Face à l’instabilité mondiale, un collectif d’experts publie dans Le Monde un rappel sans détour : la capacité d’un pays à garantir son approvisionnement alimentaire n’est pas une question agricole isolée. La notion de souveraineté alimentaire dépasse la seule production ; elle englobe la disponibilité, la sécurité sanitaire et l’accès pour l’ensemble de la population. Dans un contexte géopolitique et climatique changeant, cet angle de vue repositionne l’alimentation au cœur des préoccupations de sécurité et de résilience nationale.
Le lien entre offre alimentaire et santé publique est direct. La structure des filières, la diversité des produits accessibles et les conditions de transformation influent sur la qualité nutritionnelle des régimes et sur les risques sanitaires liés à la chaîne alimentaire. La fragilité des approvisionnements ou la dépendance excessive à des importations concentrées compliquent la gestion des crises sanitaires et peuvent limiter les marges de manœuvre des autorités de santé pour protéger les populations.

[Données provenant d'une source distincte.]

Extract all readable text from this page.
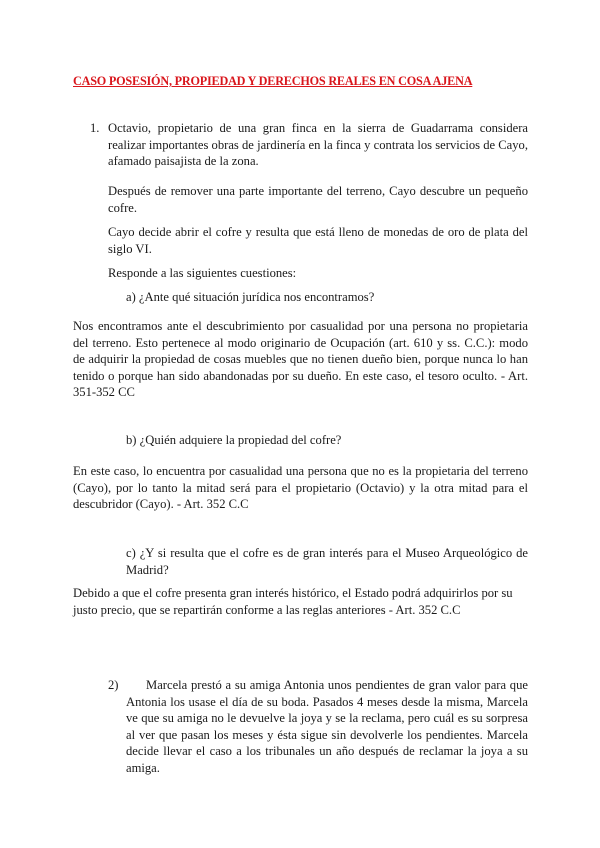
CASO POSESIÓN, PROPIEDAD Y DERECHOS REALES EN COSA AJENA

1. Octavio, propietario de una gran finca en la sierra de Guadarrama considera realizar importantes obras de jardinería en la finca y contrata los servicios de Cayo, afamado paisajista de la zona.

Después de remover una parte importante del terreno, Cayo descubre un pequeño cofre.

Cayo decide abrir el cofre y resulta que está lleno de monedas de oro de plata del siglo VI.

Responde a las siguientes cuestiones:

a) ¿Ante qué situación jurídica nos encontramos?

Nos encontramos ante el descubrimiento por casualidad por una persona no propietaria del terreno. Esto pertenece al modo originario de Ocupación (art. 610 y ss. C.C.): modo de adquirir la propiedad de cosas muebles que no tienen dueño bien, porque nunca lo han tenido o porque han sido abandonadas por su dueño. En este caso, el tesoro oculto. - Art. 351-352 CC

b) ¿Quién adquiere la propiedad del cofre?

En este caso, lo encuentra por casualidad una persona que no es la propietaria del terreno (Cayo), por lo tanto la mitad será para el propietario (Octavio) y la otra mitad para el descubridor (Cayo). - Art. 352 C.C

c) ¿Y si resulta que el cofre es de gran interés para el Museo Arqueológico de Madrid?

Debido a que el cofre presenta gran interés histórico, el Estado podrá adquirirlos por su justo precio, que se repartirán conforme a las reglas anteriores - Art. 352 C.C

2)	Marcela prestó a su amiga Antonia unos pendientes de gran valor para que Antonia los usase el día de su boda. Pasados 4 meses desde la misma, Marcela ve que su amiga no le devuelve la joya y se la reclama, pero cuál es su sorpresa al ver que pasan los meses y ésta sigue sin devolverle los pendientes. Marcela decide llevar el caso a los tribunales un año después de reclamar la joya a su amiga.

Au-delà de la santé, la gouvernance de l’alimentation a des conséquences sur la cohésion sociale. Les déséquilibres territoriaux, la précarité alimentaire et la volatilité des prix agissent sur le pouvoir d’achat et la confiance des citoyens dans les institutions. Des tensions sociales naissent lorsque l’accès à une alimentation suffisante et saine devient inégal, et ces tensions peuvent, à terme, peser sur la stabilité démocratique en fragilisant le pacte social et la légitimité des décisions publiques.
La réflexion portée par le collectif invite à considérer des réponses transversales : politiques agricoles, santé publique, commerce extérieur et politiques sociales doivent être articulées. Renforcer la résilience passe par la diversification des approvisionnements, le soutien aux systèmes alimentaires locaux, la prévention des risques sanitaires et des mécanismes de redistribution garantissant l’accès. La mise en œuvre exige des choix collectifs et des arbitrages publics, mais aussi une attention soutenue aux interactions entre production, nutrition et gouvernance. Prendre la souveraineté alimentaire au sérieux, est en somme reconnaître qu’il s’agit d’un levier multiple pour la sécurité nationale et le bien-être collectif.